Arbuckle ran his fingers over the top of his bald head. “If she wasn’t murdered, what the hell happened?”
“Well…” Her voice trailed off as she weighed how much to tell the detective at this point.
“Well, what?”
“There was something that stood out to me with this case.”
“What?”
“You are one hundred percent sure on her age and identity, correct?”
“Yes.”
“Okay, then… so, her bones show a significant amount of deterioration. If it weren’t for the confirmation of her identity through the dental records, I would have pegged this skeleton to be in her thirties, maybe even older.”
“So… okay… what does this tell you?”
“Well, I found that interesting, right? So I sent one of her teeth off to the toxicologist for analysis.”
“Toxicologist?”
“That’s right. You see, with that much bone deterioration at such a young age, there’s a few things I look at—disease for one. But also—and my gut was tugging me in this direction—I consider drug use. Specifically, opioid use.”
“You are shitting me.”
“Nope. There are multiple studies indicating the adverse effects of opioid addiction on the body’s process of formation and destruction of bone tissue. A severe opioid addiction destroys bone tissue.”
“And your toxicologist can confirm that by examining her teeth?”
“Possibly, yes.”
The detective’s gaze darted to her comp
uter. “Well? What did he say?”
“I haven’t heard back yet, which is why I was waiting to call you back.” She picked up the phone. “If you can give me a minute…”
The detective cocked a brow and moved to the doorway, just out of earshot as she made the call.
“Adam here.”
“Hey, it’s Sadie.” She turned her back and lowered her voice.
“Well, good morning, sugar.”
Sadie rolled her eyes. A die-hard shameless flirt, Adam was on his fifth year at KT as a crime lab technician, specializing in courting every single woman that crossed the front doors.
“I need a favor.”
A chuckle on the other end of the phone. “Meet me for coffee in the cafe and we’ll talk about it.”
Sadie grinned at his perseverance. She’d lost count how many times the guy had asked her out, or tried to con her into a “meeting date” in the office cafe.

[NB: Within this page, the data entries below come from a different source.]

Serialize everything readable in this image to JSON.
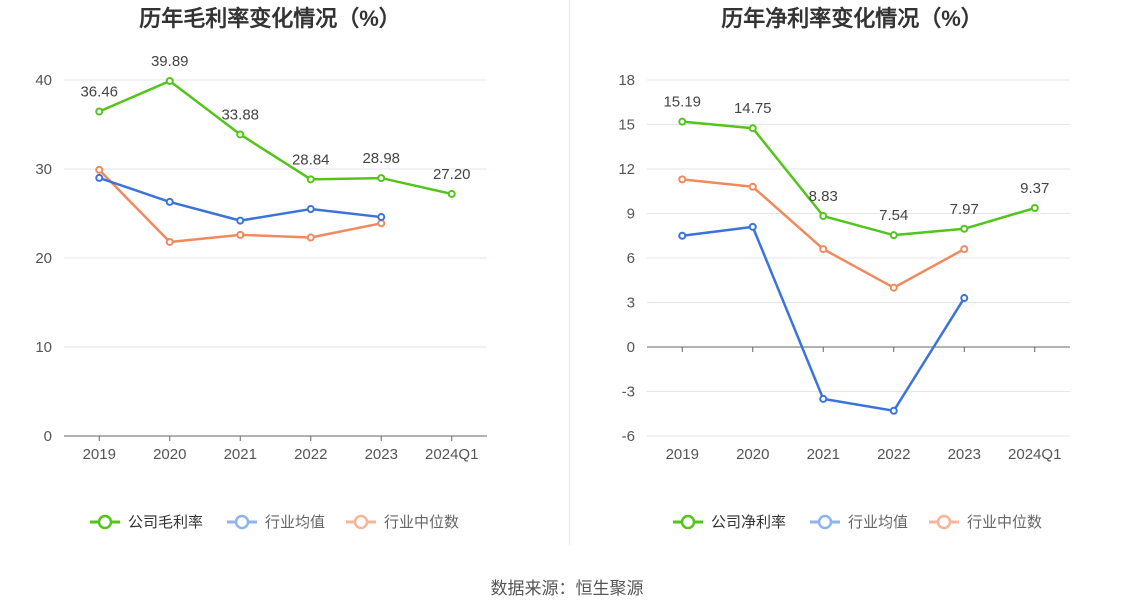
{
  "charts": [
    {
      "title": "历年毛利率变化情况（%）",
      "categories": [
        "2019",
        "2020",
        "2021",
        "2022",
        "2023",
        "2024Q1"
      ],
      "y_ticks": [
        "40",
        "30",
        "20",
        "10",
        "0"
      ],
      "legend": [
        "公司毛利率",
        "行业均值",
        "行业中位数"
      ]
    },
    {
      "title": "历年净利率变化情况（%）",
      "categories": [
        "2019",
        "2020",
        "2021",
        "2022",
        "2023",
        "2024Q1"
      ],
      "y_ticks": [
        "18",
        "15",
        "12",
        "9",
        "6",
        "3",
        "0",
        "-3",
        "-6"
      ],
      "legend": [
        "公司净利率",
        "行业均值",
        "行业中位数"
      ]
    }
  ],
  "source_text": "数据来源：恒生聚源",
  "colors": {
    "company": "#52c41a",
    "industry_avg": "#3a73d9",
    "industry_median": "#f08a5d"
  },
  "chart_data": [
    {
      "type": "line",
      "title": "历年毛利率变化情况（%）",
      "categories": [
        "2019",
        "2020",
        "2021",
        "2022",
        "2023",
        "2024Q1"
      ],
      "ylim": [
        0,
        40
      ],
      "series": [
        {
          "name": "公司毛利率",
          "values": [
            36.46,
            39.89,
            33.88,
            28.84,
            28.98,
            27.2
          ],
          "labels": [
            "36.46",
            "39.89",
            "33.88",
            "28.84",
            "28.98",
            "27.20"
          ]
        },
        {
          "name": "行业均值",
          "values": [
            29.0,
            26.3,
            24.2,
            25.5,
            24.6,
            null
          ]
        },
        {
          "name": "行业中位数",
          "values": [
            29.9,
            21.8,
            22.6,
            22.3,
            23.9,
            null
          ]
        }
      ]
    },
    {
      "type": "line",
      "title": "历年净利率变化情况（%）",
      "categories": [
        "2019",
        "2020",
        "2021",
        "2022",
        "2023",
        "2024Q1"
      ],
      "ylim": [
        -6,
        18
      ],
      "series": [
        {
          "name": "公司净利率",
          "values": [
            15.19,
            14.75,
            8.83,
            7.54,
            7.97,
            9.37
          ],
          "labels": [
            "15.19",
            "14.75",
            "8.83",
            "7.54",
            "7.97",
            "9.37"
          ]
        },
        {
          "name": "行业均值",
          "values": [
            7.5,
            8.1,
            -3.5,
            -4.3,
            3.3,
            null
          ]
        },
        {
          "name": "行业中位数",
          "values": [
            11.3,
            10.8,
            6.6,
            4.0,
            6.6,
            null
          ]
        }
      ]
    }
  ]
}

“I can’t. Got a meeting in—crap—seven minutes. Hey, I sent a tooth over yesterday for a toxicology scan. Any way you can push that to the top of your list? Case number 7890, submitted by a Detective Arbuckle.”
“Case number 7890…” his voice trailed off as Sadie heard the click, click, click of his keyboard.
“Well, you’re in luck, sweetheart. It’s done, but I can’t release the results yet until Fischer has a look at them. You know how he is…”
“Come on, just tell me…”
“Hmm… how much is it worth to you?”
She groaned. “Fine… I’ll bring you coffee every morning… for a week.”
“This sounds interesting. What kind?”
She clenched her jaw. “Whatever kind you would like, dear.”
“The high dollar stuff. Not that syrup from the cafeteria.”
“High dollar. Deal.”
“And a blueberry muffin.”
“Done.”
“Annnd… a chocolate scone.”
“Done. High dollar coffee, blueberry muffin, chocolate scone and a gallon of insulin to pull you out of your diabetic coma.”
He laughed. “I don’t have diabetes.”
“You will if you keep eating like that, Chubs. Now, what did the report say?”